In this survey, we found that the commonly utilized EBM resources adopted by participants in clinical decision-making were “PubMed” and “Up to Date”. Our findings were consistent with the previous studies that indicated “PubMed” was the most utilized EBM resource [29, 30]. The EBM resource “Up to date” was also found as the most utilized tool in the previous research [31]. This finding, however, was different from the survey in the UK, in which “Bandolier” was found to be the most used EBM resource [32]. Although there was a significant increase in the awareness of statistical terms after EBM training, the proportion of the respondents who could understand and explain the related statistical terms to others was still low. Less than 30% of participants could understand and explain the related statistical terms to others, such as “relative risk” (17.2%), “absolute risk” (10.9%), “systematic review” (29.7%), “odds ratio” (20.3%), and “meta-analysis” (26.5%). This proportion was lower than the previous studies [30, 33]. In addition, a survey carried out among resident physicians in hospitals in Syria reported that a lower proportion of awareness of the terms “relative risk” (11.7%), “systematic review” (10.3%), “odds ratio” (6.5%), and “meta-analysis” (4.7%) [18]. These differences might be due to the diversity of HCWs responded to, as the current study participants included HCWs in a variety of job categories.

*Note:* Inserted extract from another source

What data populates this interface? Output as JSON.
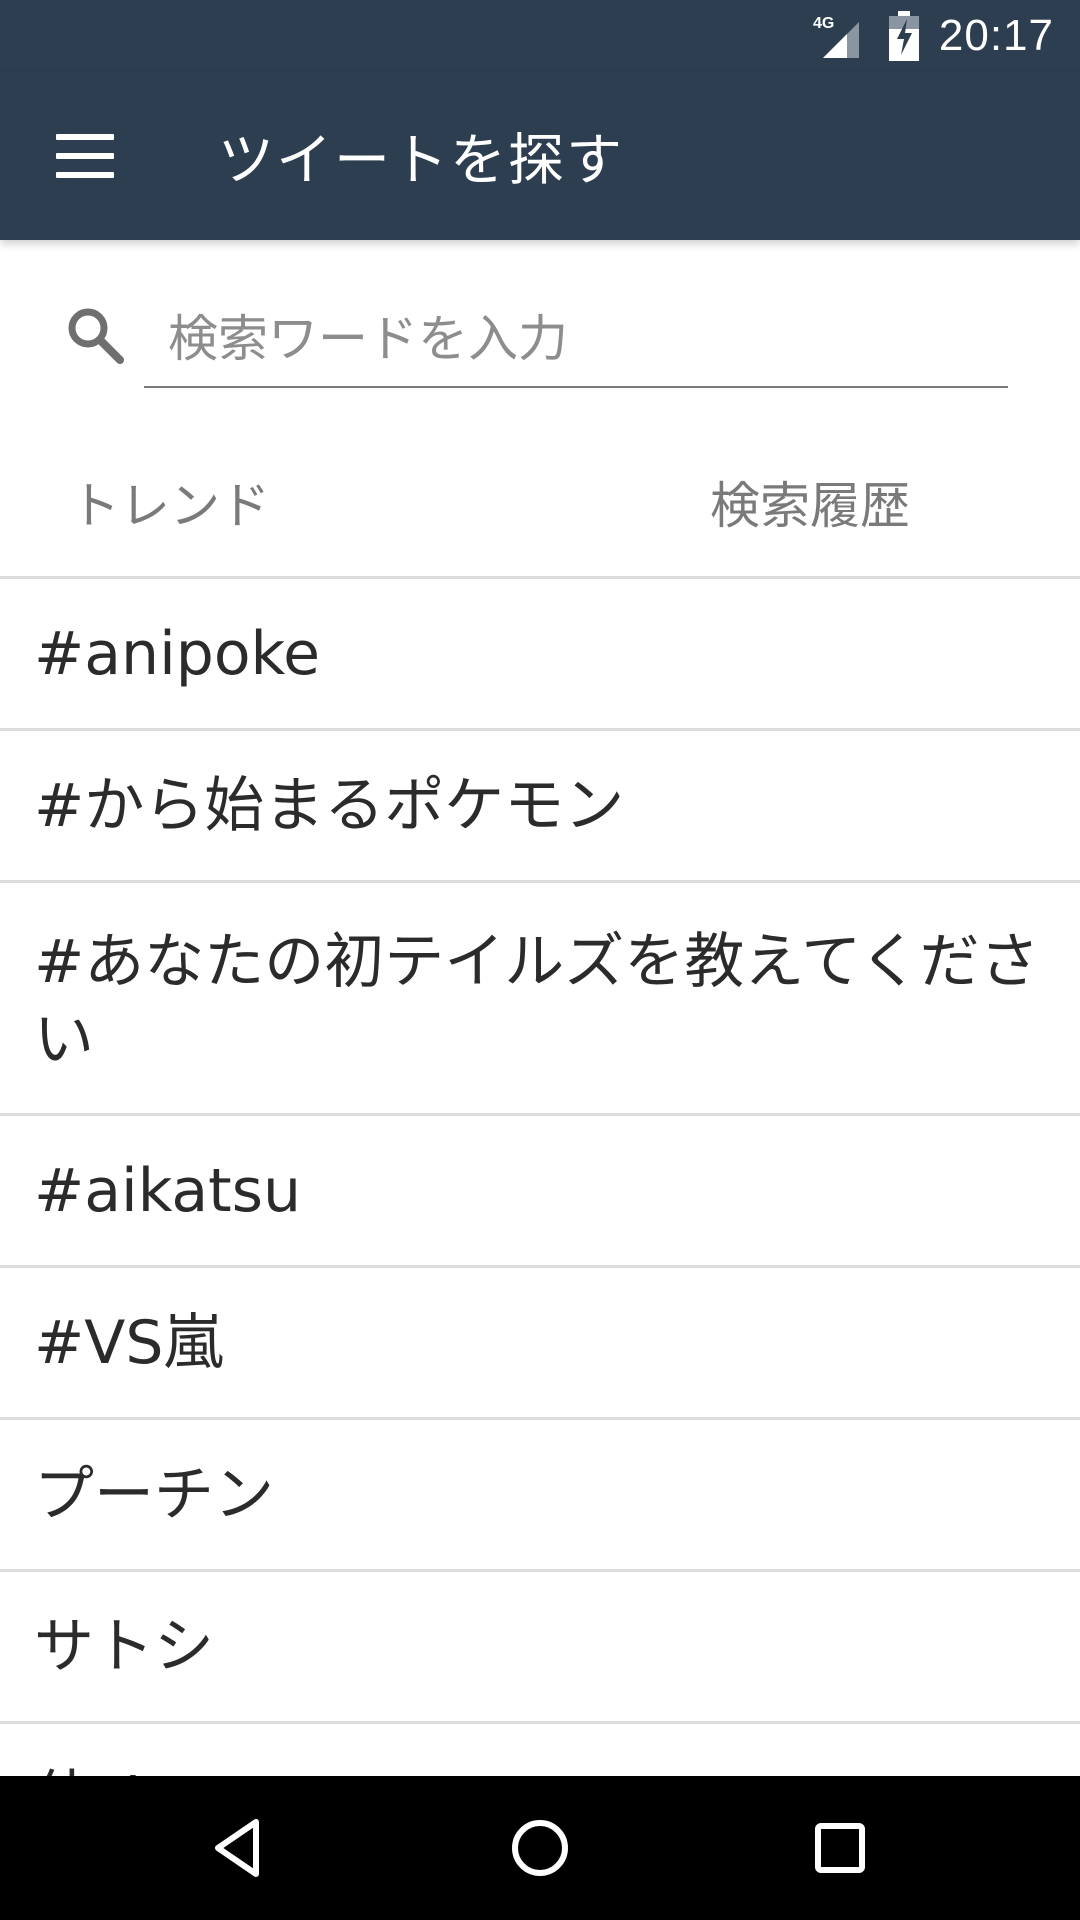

There were still some limitations that should be noticed. First, the biases associated with self-reported surveys, including subjective and exaggerated reports and recollections, cannot be ignored. Participants might provide an over or under-assessment in the questionnaire, since the study was based on their self-assessment of the survey. Second, the study sample was based on the voluntary participation of HCWs. Voluntary participation in the survey could have attracted more enthusiastic and motivated HCWs, so that the results could be more positive. In addition, the sample size was not large enough, hence, further study with a larger sample size was needed to verify the finding. Third, we did not collect data on the validity of the data collection tool. Therefore, the findings should be interpreted by keeping this important limitation in mind. Besides, considering that the data was derived from self-perceived KAP, utilizing knowledge tests and observing performance would provide more valuable findings. Fourth, this study was only based on clinical practice and did not consider any educational theories, models, or frameworks in relation to the intervention design. Fifth, considering this study was a single group pre- and post-test design, there might be a test-retest bias. Six, considering that it is difficult to observe changes in the practice of EBM in the short term, the content provided in training can only indirectly affect the practice, and large follow-up studies are needed to measure changes in EBM practice in the future. Finally, although this study explored the KAP of EBM, the barriers to EBM practice have not been elaborated. Hence, using mixed-method surveys or focused group discussions to investigate the barriers to EBM practice was recommended in future research.

Conclusion

This study implied that EBM training may improve the knowledge and attitude of HCWs, and its teaching effect is considerable.